The foregoing is only a specific embodiment of the invention, but protection scope of the present invention is not limited thereto, any
Those familiar with the art the invention discloses technical scope in, various equivalent modifications can be readily occurred in or replaced
Change, these modifications or substitutions should be all included within the scope of the present invention.Therefore, protection scope of the present invention should be with right
It is required that protection domain be defined.
Claims (10)
- A kind of 1. method of processing data, it is characterised in that including:Obtain the first object data for treating duplicate removal;The unique identity according to corresponding to default identity calculative strategy calculates the first object data;According to the unique identity stored in unique identity corresponding to the first object data and presetting database Duplicate removal processing is carried out to the first object data, obtains valid data;Wherein, the unique body stored in the presetting database Part mark does not repeat mutually;Unique identity corresponding to the valid data is stored in the presetting database.
- 2. according to the method for claim 1, it is characterised in that the first object data include at least two datas, institute State the unique identity pair stored according to corresponding to first object data unique identity and presetting database The first object data carry out duplicate removal processing, obtain valid data, including:Duplicate removal processing is carried out to the first object data according to each self-corresponding unique identity of the first object data, Obtain the second target data;According to the unique identity stored in unique identity corresponding to second target data and presetting database Duplicate removal processing is carried out to second target data, obtains the valid data.
- 3. according to the method for claim 2, it is characterised in that it is described according to the first object data it is each it is self-corresponding only One identity carries out duplicate removal processing to the first object data, including:According to each self-corresponding unique identity of the first object data, detect and whether there is in the first object data Identical data;If the first data and the second data in the first object data are identical data, retain first data or Second data.

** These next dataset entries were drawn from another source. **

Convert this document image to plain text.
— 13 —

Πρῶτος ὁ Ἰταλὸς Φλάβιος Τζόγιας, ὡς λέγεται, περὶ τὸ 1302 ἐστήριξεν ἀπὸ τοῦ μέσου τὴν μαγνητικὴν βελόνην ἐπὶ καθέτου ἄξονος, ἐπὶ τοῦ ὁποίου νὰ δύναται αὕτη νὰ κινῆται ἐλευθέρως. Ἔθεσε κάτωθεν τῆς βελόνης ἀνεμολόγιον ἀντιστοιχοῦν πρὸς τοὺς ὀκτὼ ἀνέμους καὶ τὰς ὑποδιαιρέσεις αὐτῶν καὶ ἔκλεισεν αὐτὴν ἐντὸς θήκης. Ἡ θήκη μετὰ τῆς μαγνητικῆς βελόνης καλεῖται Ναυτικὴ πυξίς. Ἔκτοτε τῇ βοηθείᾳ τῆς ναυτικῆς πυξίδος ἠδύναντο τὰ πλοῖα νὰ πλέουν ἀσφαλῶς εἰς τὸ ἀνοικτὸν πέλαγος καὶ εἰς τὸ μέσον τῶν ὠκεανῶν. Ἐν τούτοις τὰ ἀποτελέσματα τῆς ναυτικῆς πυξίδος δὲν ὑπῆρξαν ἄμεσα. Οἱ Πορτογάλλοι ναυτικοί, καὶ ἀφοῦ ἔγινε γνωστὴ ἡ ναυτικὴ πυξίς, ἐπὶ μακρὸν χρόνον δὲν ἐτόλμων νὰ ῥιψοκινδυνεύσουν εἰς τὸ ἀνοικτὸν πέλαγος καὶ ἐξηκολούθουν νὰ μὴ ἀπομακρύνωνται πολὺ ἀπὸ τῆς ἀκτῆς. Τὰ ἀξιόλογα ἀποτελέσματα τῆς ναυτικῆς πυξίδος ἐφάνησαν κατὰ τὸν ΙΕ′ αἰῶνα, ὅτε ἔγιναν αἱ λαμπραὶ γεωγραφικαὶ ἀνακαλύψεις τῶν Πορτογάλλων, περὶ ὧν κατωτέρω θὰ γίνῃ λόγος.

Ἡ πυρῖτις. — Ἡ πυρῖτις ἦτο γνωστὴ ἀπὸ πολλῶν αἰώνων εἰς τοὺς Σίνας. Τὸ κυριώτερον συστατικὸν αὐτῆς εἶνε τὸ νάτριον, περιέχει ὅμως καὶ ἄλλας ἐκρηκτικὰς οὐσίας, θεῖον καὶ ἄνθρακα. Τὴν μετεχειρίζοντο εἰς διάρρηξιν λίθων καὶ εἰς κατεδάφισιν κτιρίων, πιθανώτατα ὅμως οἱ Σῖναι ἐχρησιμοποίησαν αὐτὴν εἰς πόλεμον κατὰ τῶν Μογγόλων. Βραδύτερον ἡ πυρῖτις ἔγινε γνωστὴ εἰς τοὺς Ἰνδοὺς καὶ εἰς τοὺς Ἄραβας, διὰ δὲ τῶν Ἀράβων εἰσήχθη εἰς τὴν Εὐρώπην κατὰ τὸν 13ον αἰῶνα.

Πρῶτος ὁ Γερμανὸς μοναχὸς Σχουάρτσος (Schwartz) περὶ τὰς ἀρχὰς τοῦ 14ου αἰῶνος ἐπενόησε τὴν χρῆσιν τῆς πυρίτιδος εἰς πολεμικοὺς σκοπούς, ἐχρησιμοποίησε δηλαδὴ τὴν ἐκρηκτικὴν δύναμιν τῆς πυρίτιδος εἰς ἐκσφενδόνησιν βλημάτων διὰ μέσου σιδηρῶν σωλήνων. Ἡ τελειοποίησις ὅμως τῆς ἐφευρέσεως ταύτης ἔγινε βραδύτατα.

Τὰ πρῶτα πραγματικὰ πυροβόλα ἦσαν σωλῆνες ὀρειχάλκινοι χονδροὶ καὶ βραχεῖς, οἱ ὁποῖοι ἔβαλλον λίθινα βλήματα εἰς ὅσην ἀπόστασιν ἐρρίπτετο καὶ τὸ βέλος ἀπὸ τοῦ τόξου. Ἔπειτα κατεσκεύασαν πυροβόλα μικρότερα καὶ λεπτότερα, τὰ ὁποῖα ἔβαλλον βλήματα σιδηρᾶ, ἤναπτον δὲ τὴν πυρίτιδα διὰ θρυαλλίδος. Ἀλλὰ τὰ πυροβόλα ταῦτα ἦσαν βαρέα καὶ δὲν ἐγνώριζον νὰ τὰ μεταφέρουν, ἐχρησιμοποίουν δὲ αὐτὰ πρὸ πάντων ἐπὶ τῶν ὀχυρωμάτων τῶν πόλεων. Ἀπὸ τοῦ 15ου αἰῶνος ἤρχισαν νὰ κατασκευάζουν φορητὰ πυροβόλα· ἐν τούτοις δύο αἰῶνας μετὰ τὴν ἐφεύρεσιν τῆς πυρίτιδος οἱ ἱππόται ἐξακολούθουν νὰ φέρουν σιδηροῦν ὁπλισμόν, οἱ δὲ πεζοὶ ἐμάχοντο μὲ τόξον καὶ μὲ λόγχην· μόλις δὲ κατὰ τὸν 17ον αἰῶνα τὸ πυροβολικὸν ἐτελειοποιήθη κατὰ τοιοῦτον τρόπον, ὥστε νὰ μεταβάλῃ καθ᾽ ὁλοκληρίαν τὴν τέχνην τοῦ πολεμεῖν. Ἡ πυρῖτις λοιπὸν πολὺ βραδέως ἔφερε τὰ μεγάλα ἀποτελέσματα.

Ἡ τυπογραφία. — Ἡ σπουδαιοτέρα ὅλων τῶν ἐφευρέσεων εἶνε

- 4. according to the method for claim 2, it is characterised in that the presetting database is distributed memory system, described According to the unique identity stored in unique identity corresponding to second target data and presetting database to institute State the second target data and carry out duplicate removal processing, including:Unique identity corresponding to second target data is sent to the distributed memory system;Wherein, described Unique identity corresponding to two target datas be used for the distributed memory system detect second target data whether be Duplicate data;Receive the testing result that the distributed memory system returns;Wherein, the testing result is used to identify second mesh Mark whether data are duplicate data;Duplicate removal processing is carried out to second target data according to the testing result;Wherein, if in second target data The 3rd data corresponding to testing result be yes, then abandon the 3rd data;If the 4th number in second target data It is no according to corresponding testing result, then unique identity corresponding to the 4th data is stored in the distributed storage system In system.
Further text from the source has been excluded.